Qualquer pessoa que tenha identificação com o liberalismo econômico ou o conservadorismo político irá perceber rapidamente de que viés ideológico o autor pertence. Não que isto seja proibido, afinal a opinião é uma opinião e faz parte do jogo democrático, o problema esbarra quando faltam-se argumentos, como sugere o senhor Wolf quase que dizendo literalmente de que o melhor sistema é o de governo único, central, com regulações estatais.
Não é por ser economista que deve-se automaticamente ser definido como liberal ou "pró-mercado", basta ver o que fizeram Guido Mantega, Nelson Barbosa, Arno Augustin e os resultados estão aí.
Nelson Barbosa inclusive cometeu o absurdo de citar Keynes como linha de "raciocínio" para justificar o que houve na economia sob a gestão Mantega, um absurdo.
Keynes possui sua importância, mas para quem já leu as obras de Von Mises tende a perceber que é ali a explicação para tudo o que ocorre de errado em nosso país.
Sem mais,
Júlio de Souza Rodrigues
Oh meu caro,
As posições são sempre relativas.

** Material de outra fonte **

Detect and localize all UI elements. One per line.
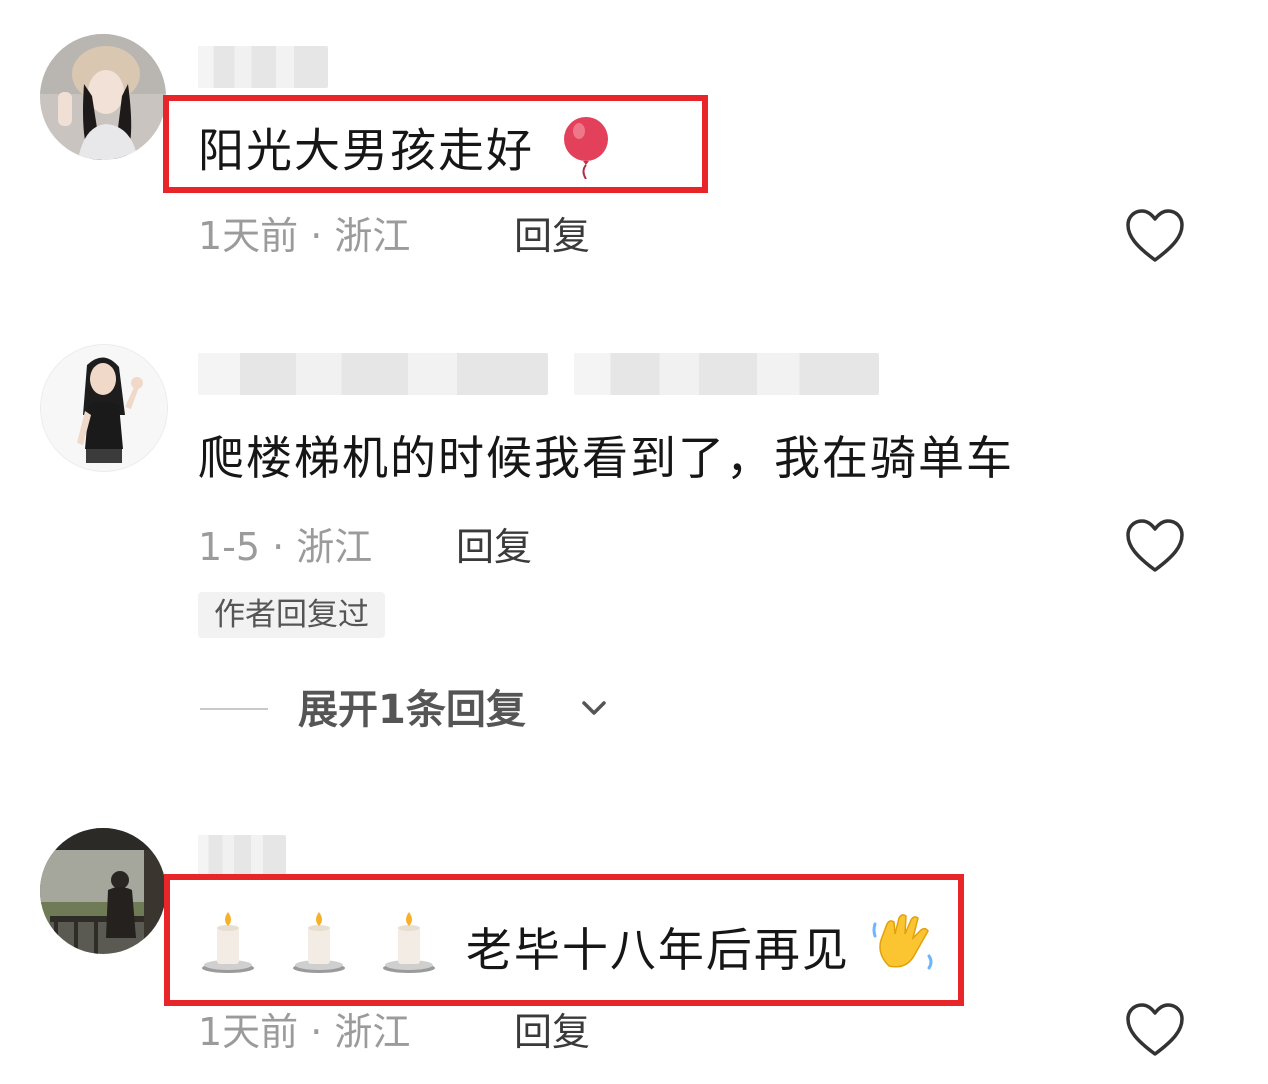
- heart-icon[interactable]: [1124, 208, 1186, 264]
- username-blurred[interactable]: [198, 353, 548, 395]
- candle-icon: [379, 910, 439, 990]
- reply-button[interactable]: 回复: [514, 211, 590, 261]
- divider: [200, 708, 268, 710]
- comment-text-content: 老毕十八年后再见: [465, 923, 850, 977]
- comment-text: 爬楼梯机的时候我看到了，我在骑单车: [198, 431, 1014, 485]
- heart-icon[interactable]: [1124, 518, 1186, 574]
- chevron-down-icon[interactable]: [580, 698, 608, 722]
- balloon-icon: [559, 115, 613, 193]
- username-blurred[interactable]: [198, 46, 328, 88]
- candle-icon: [289, 910, 349, 990]
- avatar[interactable]: [40, 344, 168, 472]
- waving-hand-icon: [871, 910, 935, 990]
- expand-replies-button[interactable]: 展开1条回复: [298, 684, 526, 736]
- username-blurred: [574, 353, 879, 395]
- avatar[interactable]: [40, 34, 166, 160]
- author-replied-badge: 作者回复过: [198, 592, 385, 638]
- reply-button[interactable]: 回复: [514, 1007, 590, 1057]
- comment-text-content: 阳光大男孩走好: [198, 123, 534, 178]
- reply-button[interactable]: 回复: [456, 522, 532, 572]
- comment-text: 阳光大男孩走好: [198, 115, 613, 193]
- comment-meta: 1-5 · 浙江: [198, 525, 373, 569]
- candle-icon: [198, 910, 258, 990]
- comment-meta: 1天前 · 浙江: [198, 1010, 411, 1054]
- comment-text: 老毕十八年后再见: [198, 910, 935, 990]
- username-blurred[interactable]: [198, 835, 286, 877]
- comment-meta: 1天前 · 浙江: [198, 214, 411, 258]
- heart-icon[interactable]: [1124, 1002, 1186, 1058]
- avatar[interactable]: [40, 828, 166, 954]
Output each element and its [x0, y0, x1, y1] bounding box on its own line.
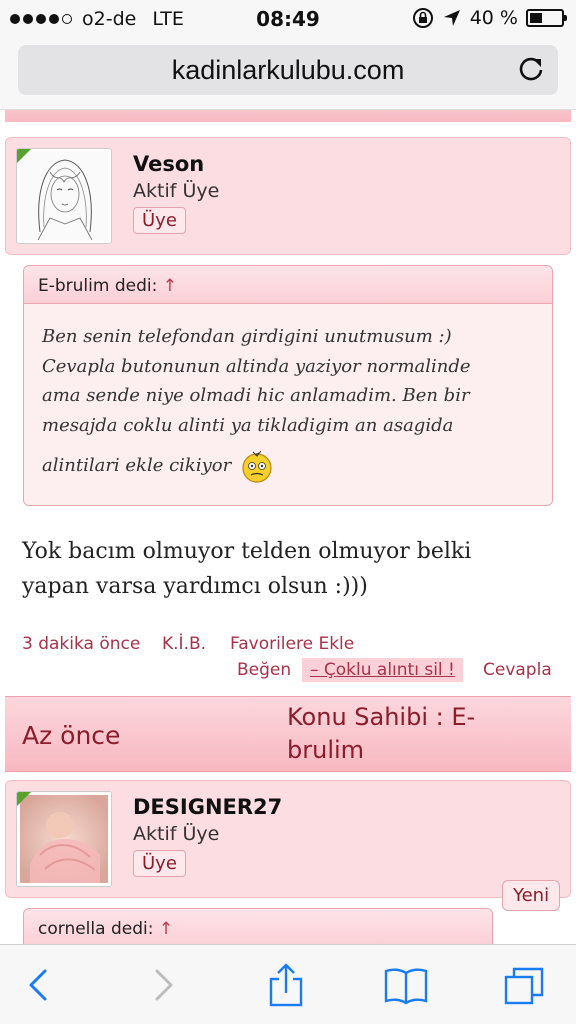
avatar[interactable] [16, 791, 112, 887]
post-line: Yok bacım olmuyor telden olmuyor belki [22, 539, 472, 564]
go-to-quote-arrow-icon[interactable]: ↑ [163, 276, 177, 296]
user-role: Aktif Üye [133, 823, 220, 845]
quote-line: ama sende niye olmadi hic anlamadim. Ben… [42, 385, 470, 406]
orientation-lock-icon [412, 8, 433, 28]
kib-link[interactable]: K.İ.B. [162, 634, 206, 654]
user-badge: Üye [133, 850, 186, 877]
reply-link[interactable]: Cevapla [483, 660, 552, 680]
username[interactable]: DESIGNER27 [133, 795, 282, 819]
favorite-link[interactable]: Favorilere Ekle [230, 634, 354, 654]
new-post-badge: Yeni [502, 880, 561, 911]
post-time: 3 dakika önce [22, 634, 141, 654]
post-line: yapan varsa yardımcı olsun :))) [22, 574, 368, 599]
address-bar[interactable]: kadinlarkulubu.com [18, 45, 558, 95]
online-indicator-icon [17, 149, 33, 165]
username[interactable]: Veson [133, 152, 204, 176]
forward-icon[interactable] [140, 963, 184, 1007]
quote-header: cornella dedi: ↑ [24, 909, 492, 944]
owner-name-cut: brulim [287, 110, 367, 114]
tabs-icon[interactable] [502, 963, 546, 1007]
quote-line: Cevapla butonunun altinda yaziyor normal… [42, 355, 471, 377]
share-icon[interactable] [264, 963, 308, 1007]
quote-line: Ben senin telefondan girdigini unutmusum… [42, 326, 452, 347]
battery-icon [526, 9, 567, 27]
quote-author: cornella dedi: [38, 919, 154, 939]
thread-owner: Konu Sahibi : E- brulim [287, 701, 537, 767]
post-time: Az önce [22, 721, 121, 750]
quote-box: cornella dedi: ↑ [23, 908, 493, 944]
url-text[interactable]: kadinlarkulubu.com [18, 55, 558, 86]
quote-text: Ben senin telefondan girdigini unutmusum… [24, 304, 552, 484]
user-role: Aktif Üye [133, 180, 220, 202]
go-to-quote-arrow-icon[interactable]: ↑ [159, 919, 173, 939]
back-icon[interactable] [18, 963, 62, 1007]
previous-post-header: brulim [5, 110, 571, 122]
post-header: Az önce Konu Sahibi : E- brulim [5, 696, 571, 772]
thread-owner-line: brulim [287, 736, 365, 764]
quote-box: E-brulim dedi: ↑ Ben senin telefondan gi… [23, 265, 553, 506]
quote-author: E-brulim dedi: [38, 276, 158, 296]
baby-photo-image [20, 795, 108, 883]
status-bar: o2-de LTE 08:49 40 % [0, 0, 576, 38]
user-card: Veson Aktif Üye Üye [5, 137, 571, 255]
user-badge: Üye [133, 207, 186, 234]
page-content: brulim Veson Aktif Üye Üye E-brulim dedi… [0, 110, 576, 944]
browser-address-area: kadinlarkulubu.com [0, 38, 576, 110]
multi-quote-remove-button[interactable]: – Çoklu alıntı sil ! [302, 658, 463, 682]
post-text: Yok bacım olmuyor telden olmuyor belki y… [22, 534, 562, 604]
battery-percent: 40 % [469, 7, 518, 29]
reload-icon[interactable] [516, 54, 546, 84]
thread-owner-line: Konu Sahibi : E- [287, 703, 476, 731]
like-link[interactable]: Beğen [237, 660, 291, 680]
avatar[interactable] [16, 148, 112, 244]
location-arrow-icon [443, 10, 460, 26]
quote-header: E-brulim dedi: ↑ [24, 266, 552, 304]
confused-smiley-icon [242, 450, 272, 483]
online-indicator-icon [17, 792, 33, 808]
quote-line: alintilari ekle cikiyor [42, 455, 232, 477]
sketch-portrait-image [20, 152, 108, 241]
quote-line: mesajda coklu alinti ya tikladigim an as… [42, 414, 454, 436]
browser-toolbar [0, 944, 576, 1024]
bookmarks-icon[interactable] [382, 963, 430, 1007]
user-card: DESIGNER27 Aktif Üye Üye [5, 780, 571, 898]
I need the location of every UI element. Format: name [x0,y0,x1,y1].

Sempre haverá à direita de um liberal alguém mais à direita que o taxa de esquerda. E ele estará certo porque relativamente é assim que ele se posiciona.
É assim que recebo o seu comentário como bem à direita do liberal a ponto de reclamar do editor (sim) do Financial Times como também confirma o Valor: "Martin Wolf editor e principal analista de economia do FT".
A mim não causa surpresa que nestas épocas que se vive os liberais passaram ser esquerdistas perigosos que vivem escrevendo nos jornais mundo afora. Só faltará agora querem queimá-los, porque no Brasil já estão violentando que se manifesta.
A partir deste comentário o texto do Wolf ganha ainda mais realce. Veja a que ponto foi se chegando com o Trump nos EUA, Le Pen na França e estes outros seguidores por aqui.